Samuel Prince
Fluffed Lives of the Tragediennes
They are the failed luminaries of centre stage,
the pseudo tragic tragediennes:
Jocastas who have taken celibacy vows,
Cleopatras with phials of antivenom,
coveting premiere review plaudits,
and a bevy of green-eyed understudies
up to snide connivance in the darkened wings.
But as violas simmer in orchestra pits, and the stalls
put aside their programmes, these bit-part thesps
ply their pantomime ignominy in the Winchester
Palace, the Scarborough Grand, with ex-Olympians
and fame-famished has-beens; succumb to scissor
kicking Can-Can tyranny or Jack Sprat’s wisecracks
at the root of giant beanstalks. Seasons pass,
some are tracked down, our perennial courtiers
in the House of Starlets, touring in troupes
in search of a play from Stettin to Trieste.
Whilst come curtain call, others are found by frogmen
having their Ophelia moment: a blouse for modesty,
sunk in the dreck of the Mary Rose,
beneath the thrashed applause of the Solent.
The Familiar
Evidence of witchery on the limestone trail: a piccolo
of bone and pompoms of fur,
how the moor calls for funeral pace: a hounding
of unseen heels or hoof-marks.
You set out from an outlying parish where time is stuck
like a trapped nerve, the memorial plinth tells of sons
who went away. A place too used to no returns.

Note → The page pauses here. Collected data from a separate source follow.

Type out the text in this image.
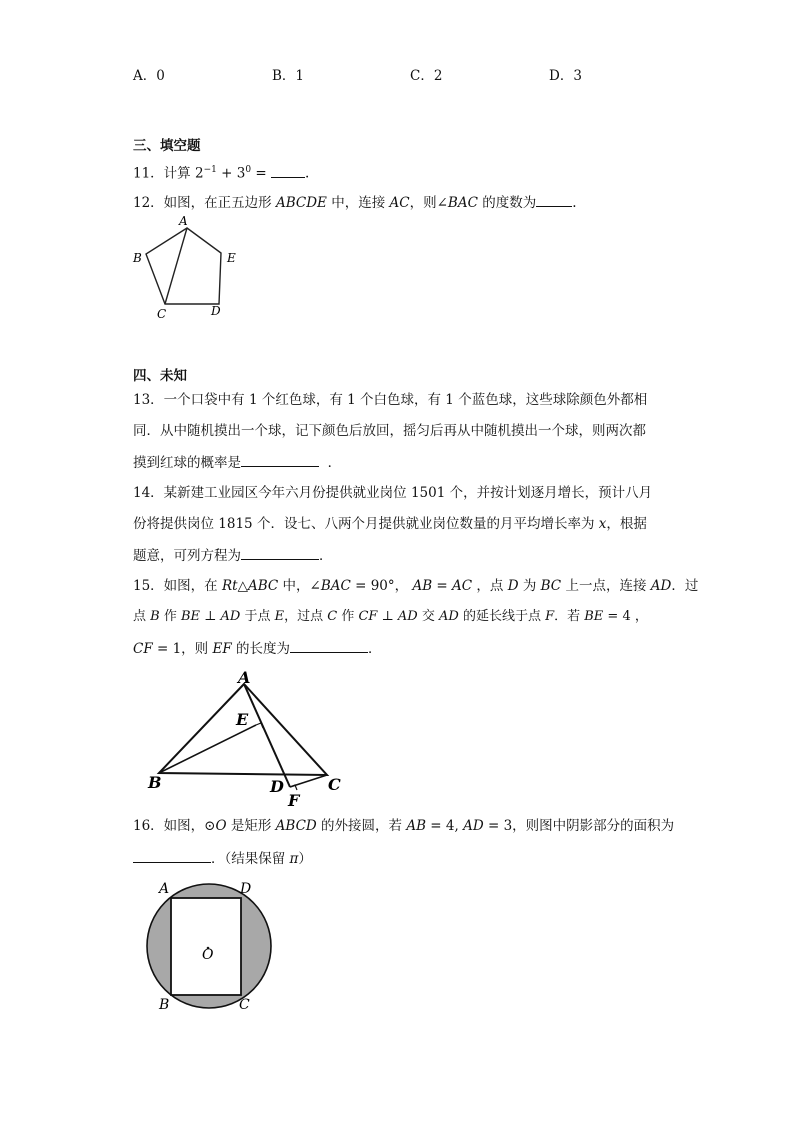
A．0	B．1	C．2	D．3
三、填空题
11．计算 $2^{-1} + 3^0$ =	.
12．如图，在正五边形 ABCDE 中，连接 AC，则∠BAC 的度数为	.
A
B
C	D
E
四、未知
13．一个口袋中有 1 个红色球，有 1 个白色球，有 1 个蓝色球，这些球除颜色外都相
同．从中随机摸出一个球，记下颜色后放回，摇匀后再从中随机摸出一个球，则两次都
摸到红球的概率是	．
14．某新建工业园区今年六月份提供就业岗位 1501 个，并按计划逐月增长，预计八月
份将提供岗位 1815 个．设七、八两个月提供就业岗位数量的月平均增长率为 x，根据
题意，可列方程为	．
15．如图，在 Rt△ABC 中，∠BAC = 90°， AB = AC ，点 D 为 BC 上一点，连接 AD．过
点 B 作 BE ⊥ AD 于点 E，过点 C 作 CF ⊥ AD 交 AD 的延长线于点 F．若 BE = 4 ，
CF = 1，则 EF 的长度为	．
A
B	C
D
E
F
16．如图，⊙O 是矩形 ABCD 的外接圆，若 AB = 4, AD = 3，则图中阴影部分的面积为
．（结果保留 π）
A	D
B	C
O
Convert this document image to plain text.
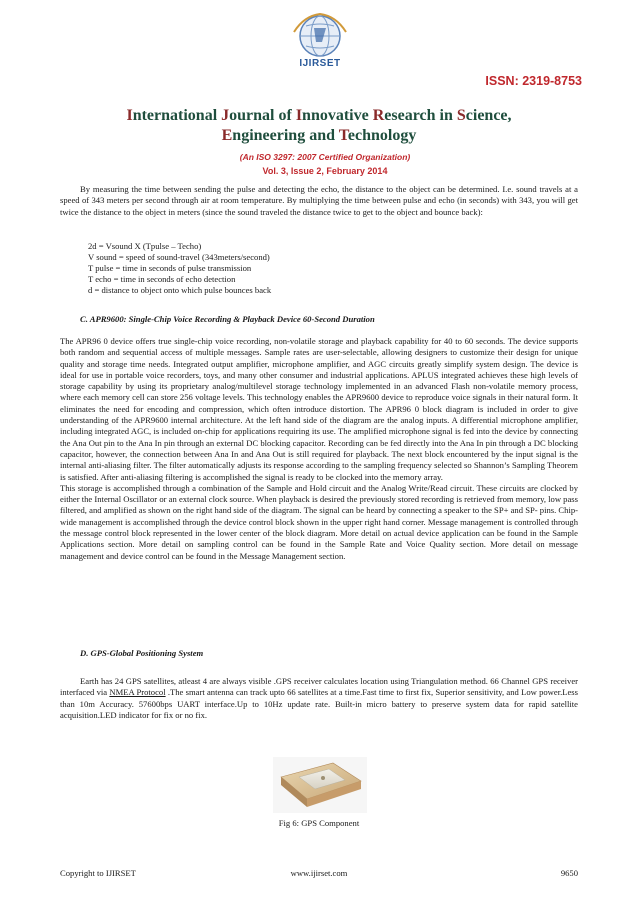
IJIRSET
ISSN: 2319-8753
International Journal of Innovative Research in Science,
Engineering and Technology
(An ISO 3297: 2007 Certified Organization)
Vol. 3, Issue 2, February 2014
By measuring the time between sending the pulse and detecting the echo, the distance to the object can be determined. I.e. sound travels at a speed of 343 meters per second through air at room temperature. By multiplying the time between pulse and echo (in seconds) with 343, you will get twice the distance to the object in meters (since the sound traveled the distance twice to get to the object and bounce back):
2d = Vsound X (Tpulse – Techo)
V sound = speed of sound-travel (343meters/second)
T pulse = time in seconds of pulse transmission
T echo = time in seconds of echo detection
d = distance to object onto which pulse bounces back
C. APR9600: Single-Chip Voice Recording & Playback Device 60-Second Duration
The APR96 0 device offers true single-chip voice recording, non-volatile storage and playback capability for 40 to 60 seconds. The device supports both random and sequential access of multiple messages. Sample rates are user-selectable, allowing designers to customize their design for unique quality and storage time needs. Integrated output amplifier, microphone amplifier, and AGC circuits greatly simplify system design. The device is ideal for use in portable voice recorders, toys, and many other consumer and industrial applications. APLUS integrated achieves these high levels of storage capability by using its proprietary analog/multilevel storage technology implemented in an advanced Flash non-volatile memory process, where each memory cell can store 256 voltage levels. This technology enables the APR9600 device to reproduce voice signals in their natural form. It eliminates the need for encoding and compression, which often introduce distortion. The APR96 0 block diagram is included in order to give understanding of the APR9600 internal architecture. At the left hand side of the diagram are the analog inputs. A differential microphone amplifier, including integrated AGC, is included on-chip for applications requiring its use. The amplified microphone signal is fed into the device by connecting the Ana Out pin to the Ana In pin through an external DC blocking capacitor. Recording can be fed directly into the Ana In pin through a DC blocking capacitor, however, the connection between Ana In and Ana Out is still required for playback. The next block encountered by the input signal is the internal anti-aliasing filter. The filter automatically adjusts its response according to the sampling frequency selected so Shannon’s Sampling Theorem is satisfied. After anti-aliasing filtering is accomplished the signal is ready to be clocked into the memory array.
This storage is accomplished through a combination of the Sample and Hold circuit and the Analog Write/Read circuit. These circuits are clocked by either the Internal Oscillator or an external clock source. When playback is desired the previously stored recording is retrieved from memory, low pass filtered, and amplified as shown on the right hand side of the diagram. The signal can be heard by connecting a speaker to the SP+ and SP- pins. Chip-wide management is accomplished through the device control block shown in the upper right hand corner. Message management is controlled through the message control block represented in the lower center of the block diagram. More detail on actual device application can be found in the Sample Applications section. More detail on sampling control can be found in the Sample Rate and Voice Quality section. More detail on message management and device control can be found in the Message Management section.
D. GPS-Global Positioning System
Earth has 24 GPS satellites, atleast 4 are always visible .GPS receiver calculates location using Triangulation method. 66 Channel GPS receiver interfaced via NMEA Protocol .The smart antenna can track upto 66 satellites at a time.Fast time to first fix, Superior sensitivity, and Low power.Less than 10m Accuracy. 57600bps UART interface.Up to 10Hz update rate. Built-in micro battery to preserve system data for rapid satellite acquisition.LED indicator for fix or no fix.
Fig 6: GPS Component
Copyright to IJIRSET	www.ijirset.com	9650
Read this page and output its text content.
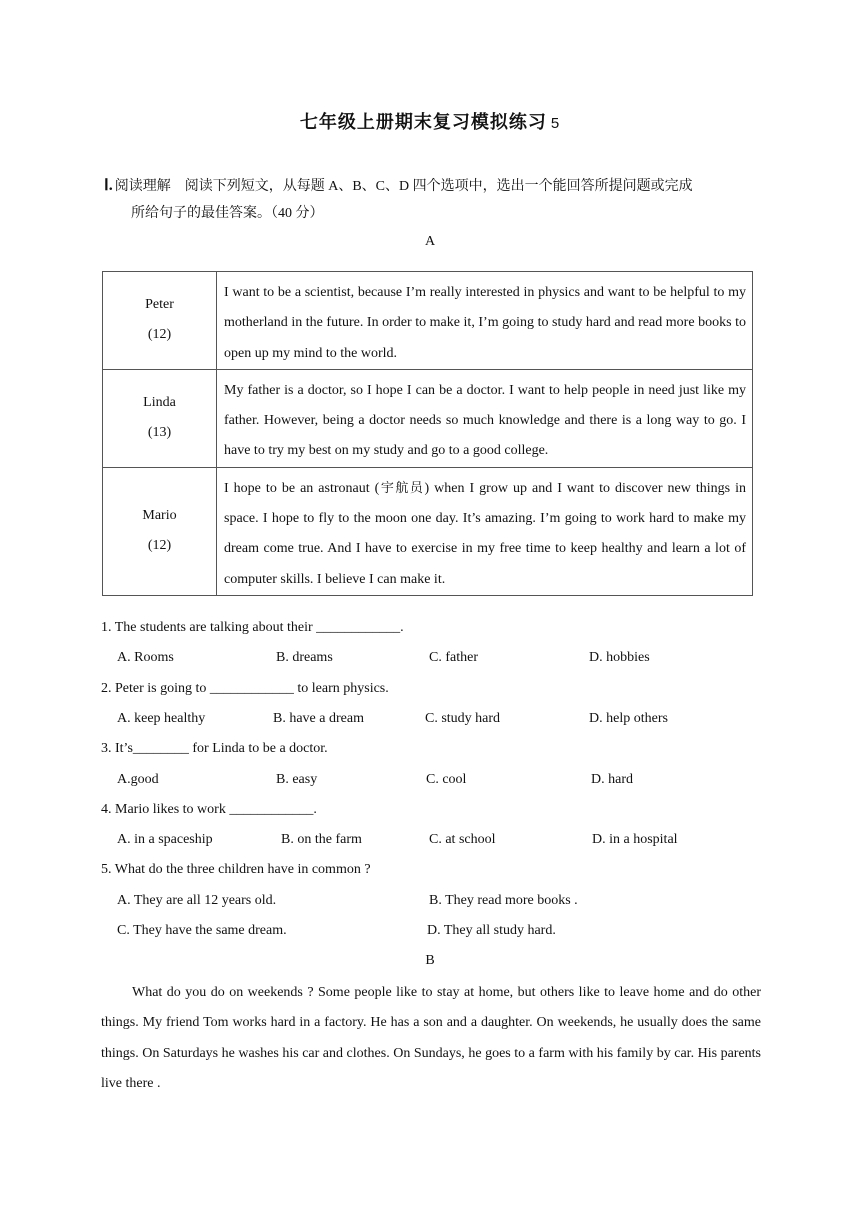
七年级上册期末复习模拟练习 5
Ⅰ. 阅读理解 阅读下列短文，从每题 A、B、C、D 四个选项中，选出一个能回答所提问题或完成
所给句子的最佳答案。（40 分）
A
Peter
(12)	I want to be a scientist, because I’m really interested in physics and want to be helpful to my motherland in the future. In order to make it, I’m going to study hard and read more books to open up my mind to the world.

Linda
(13)	My father is a doctor, so I hope I can be a doctor. I want to help people in need just like my father. However, being a doctor needs so much knowledge and there is a long way to go. I have to try my best on my study and go to a good college.

Mario
(12)	I hope to be an astronaut (宇航员) when I grow up and I want to discover new things in space. I hope to fly to the moon one day. It’s amazing. I’m going to work hard to make my dream come true. And I have to exercise in my free time to keep healthy and learn a lot of computer skills. I believe I can make it.
1. The students are talking about their ____________.
A. Rooms	B. dreams	C. father	D. hobbies
2. Peter is going to ____________ to learn physics.
A. keep healthy	B. have a dream	C. study hard	D. help others
3. It’s________ for Linda to be a doctor.
A.good	B. easy	C. cool	D. hard
4. Mario likes to work ____________.
A. in a spaceship	B. on the farm	C. at school	D. in a hospital
5. What do the three children have in common ?
A. They are all 12 years old.	B. They read more books .
C. They have the same dream.	D. They all study hard.
B
What do you do on weekends ? Some people like to stay at home, but others like to leave home and do other things. My friend Tom works hard in a factory. He has a son and a daughter. On weekends, he usually does the same things. On Saturdays he washes his car and clothes. On Sundays, he goes to a farm with his family by car. His parents live there .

The Ram bolted from a wrecked Shepherd’s hut, checked
on a crag and assumed an in-a-pulpit-imperiousness,
stared a dare to proceed,
a bidding for a riddle’s solution,
the dense dye-free fleece arrayed of prize shark teeth,
tapered head seemingly soot dunked
and sprouting horns which flared
with the flourish of ampersands.
You caught mention in the market square of a drowning chair
recovered from a lake, the possession of pets, hexes,
and a pentagram daubed on the brewery wall.
The inky sky begins to spill its black artistry,
as brimmed as the high pH bitter
sunk by the locals rapt with the barmaid who mapped
your trek’s route with taps from her sixth finger.

Samuel Prince was born in Dewsbury in 1980. He lives and works in London.